Instructions
Bottles Without Mold Seams
Check bottle for mold seams. The earliest bottles were made by a glassblower using a blowpipe, and free-blown bottles will lack seams.
Check for a pontil mark. A free-blown bottle will often exhibit a scar on its base from when the bottle was detached from the blowpipe (pontil).
Check for bottle symmetry. If the bottle lacks mold seams but exhibits a high degree of symmetry, it may be dip- or turn-molded and probably dates before 1850.
Bottles With Mold Seams
Check to see if seams go all the way from the base to the lip. If the seam disappears in the neck, then the bottle was probably "blown-in-mold," and dates circa 1800s to 1915.

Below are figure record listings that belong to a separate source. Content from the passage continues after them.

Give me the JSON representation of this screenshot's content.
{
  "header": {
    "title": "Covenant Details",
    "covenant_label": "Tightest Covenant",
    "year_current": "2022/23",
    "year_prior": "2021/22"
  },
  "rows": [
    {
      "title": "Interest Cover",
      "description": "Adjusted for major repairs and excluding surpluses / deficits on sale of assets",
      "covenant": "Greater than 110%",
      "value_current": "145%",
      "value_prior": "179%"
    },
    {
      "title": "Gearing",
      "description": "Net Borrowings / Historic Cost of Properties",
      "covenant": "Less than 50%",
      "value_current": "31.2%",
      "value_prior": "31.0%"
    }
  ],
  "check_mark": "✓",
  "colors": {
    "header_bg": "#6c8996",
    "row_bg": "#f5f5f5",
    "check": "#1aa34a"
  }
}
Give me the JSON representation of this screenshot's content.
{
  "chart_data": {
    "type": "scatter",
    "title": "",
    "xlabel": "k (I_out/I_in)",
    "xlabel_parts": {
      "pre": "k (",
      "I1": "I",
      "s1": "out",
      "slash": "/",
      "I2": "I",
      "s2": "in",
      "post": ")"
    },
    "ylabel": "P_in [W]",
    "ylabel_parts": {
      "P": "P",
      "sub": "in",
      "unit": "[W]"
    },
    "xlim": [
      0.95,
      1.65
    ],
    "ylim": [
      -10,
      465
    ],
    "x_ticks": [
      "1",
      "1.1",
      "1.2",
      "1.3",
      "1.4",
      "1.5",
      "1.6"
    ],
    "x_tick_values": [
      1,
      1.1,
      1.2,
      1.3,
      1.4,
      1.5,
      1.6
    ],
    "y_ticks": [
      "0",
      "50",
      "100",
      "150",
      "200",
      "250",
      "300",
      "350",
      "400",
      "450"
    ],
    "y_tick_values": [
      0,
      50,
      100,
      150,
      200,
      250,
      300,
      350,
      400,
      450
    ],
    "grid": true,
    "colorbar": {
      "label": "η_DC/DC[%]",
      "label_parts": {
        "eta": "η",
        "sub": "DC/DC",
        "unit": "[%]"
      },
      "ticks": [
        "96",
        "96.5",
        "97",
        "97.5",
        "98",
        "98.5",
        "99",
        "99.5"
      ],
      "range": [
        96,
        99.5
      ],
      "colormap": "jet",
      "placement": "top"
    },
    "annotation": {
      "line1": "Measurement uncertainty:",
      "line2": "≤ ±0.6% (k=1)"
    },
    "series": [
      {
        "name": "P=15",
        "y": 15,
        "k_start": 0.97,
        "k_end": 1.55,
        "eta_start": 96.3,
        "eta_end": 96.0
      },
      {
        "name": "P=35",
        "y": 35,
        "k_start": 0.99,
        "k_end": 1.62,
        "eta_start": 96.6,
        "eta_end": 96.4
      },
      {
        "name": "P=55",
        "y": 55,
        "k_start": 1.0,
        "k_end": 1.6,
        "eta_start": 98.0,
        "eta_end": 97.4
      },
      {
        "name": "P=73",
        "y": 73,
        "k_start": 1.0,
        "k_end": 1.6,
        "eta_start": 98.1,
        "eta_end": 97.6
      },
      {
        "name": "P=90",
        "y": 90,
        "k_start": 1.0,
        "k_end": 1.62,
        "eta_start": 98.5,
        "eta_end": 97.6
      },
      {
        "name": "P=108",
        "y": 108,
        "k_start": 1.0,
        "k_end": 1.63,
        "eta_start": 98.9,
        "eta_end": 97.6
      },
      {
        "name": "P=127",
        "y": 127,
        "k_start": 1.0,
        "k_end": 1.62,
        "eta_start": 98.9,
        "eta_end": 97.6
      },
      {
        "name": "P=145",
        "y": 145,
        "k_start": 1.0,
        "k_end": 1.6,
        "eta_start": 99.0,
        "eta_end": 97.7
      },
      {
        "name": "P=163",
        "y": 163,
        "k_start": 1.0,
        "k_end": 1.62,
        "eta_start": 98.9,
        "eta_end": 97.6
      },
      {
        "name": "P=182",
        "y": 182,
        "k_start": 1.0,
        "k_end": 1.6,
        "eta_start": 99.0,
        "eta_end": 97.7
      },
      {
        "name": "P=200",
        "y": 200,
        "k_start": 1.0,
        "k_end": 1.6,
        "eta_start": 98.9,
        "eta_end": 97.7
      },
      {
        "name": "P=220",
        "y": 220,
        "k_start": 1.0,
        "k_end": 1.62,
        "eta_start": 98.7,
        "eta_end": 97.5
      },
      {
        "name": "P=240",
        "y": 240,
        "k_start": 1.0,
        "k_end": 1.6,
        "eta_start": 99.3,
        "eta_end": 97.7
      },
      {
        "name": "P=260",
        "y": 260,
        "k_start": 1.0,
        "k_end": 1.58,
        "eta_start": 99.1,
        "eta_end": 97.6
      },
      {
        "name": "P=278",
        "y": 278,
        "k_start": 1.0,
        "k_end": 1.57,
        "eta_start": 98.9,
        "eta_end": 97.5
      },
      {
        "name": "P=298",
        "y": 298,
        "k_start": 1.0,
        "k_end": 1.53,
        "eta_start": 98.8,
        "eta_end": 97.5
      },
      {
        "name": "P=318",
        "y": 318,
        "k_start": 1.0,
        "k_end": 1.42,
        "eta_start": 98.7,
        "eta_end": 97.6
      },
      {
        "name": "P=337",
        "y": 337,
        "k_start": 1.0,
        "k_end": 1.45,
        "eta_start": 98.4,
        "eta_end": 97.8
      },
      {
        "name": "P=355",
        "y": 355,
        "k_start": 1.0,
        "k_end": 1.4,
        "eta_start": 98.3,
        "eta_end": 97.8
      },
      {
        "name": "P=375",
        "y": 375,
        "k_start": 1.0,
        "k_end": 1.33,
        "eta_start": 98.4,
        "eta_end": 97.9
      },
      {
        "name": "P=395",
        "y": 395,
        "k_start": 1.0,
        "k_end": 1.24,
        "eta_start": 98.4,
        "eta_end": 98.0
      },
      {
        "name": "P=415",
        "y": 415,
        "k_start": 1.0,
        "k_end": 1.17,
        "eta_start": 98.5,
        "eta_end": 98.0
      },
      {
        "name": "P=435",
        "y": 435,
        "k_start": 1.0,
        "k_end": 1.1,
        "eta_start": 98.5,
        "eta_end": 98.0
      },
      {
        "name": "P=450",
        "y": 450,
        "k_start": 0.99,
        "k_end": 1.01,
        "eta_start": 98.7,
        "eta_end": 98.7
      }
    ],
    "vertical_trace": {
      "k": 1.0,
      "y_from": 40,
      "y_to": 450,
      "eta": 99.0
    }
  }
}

Note if bottle has seams that extend all the way to the lip. These are machine made and date from the early 20th century and later.
Check for a "suction" scar on the base. Bottles with mold seams and suction scars are made in an Owens Automatic Bottle Machine and date after 1903. The Owens machine revolutionized the bottle industry, and made bottles very common objects.
Bottles with Labels and Embossed Lettering
Check for embossed lettering. Embossed lettering can date prior to 1850, but most date to the late 19th century and later. Embossed lettering is especially common on patent medicine bottles that date from the mid-19th century through the early 20th century.
Check for embossed lettering on the base. This often indicates the bottle manufacturer and will help date the bottle.
Check for the following lettering: Federal Law Forbids Sale or Reusw of This Bottle. These are liquor bottles that date from 1935-1960s.
Check for applied color labeling. These bottles date after 1940.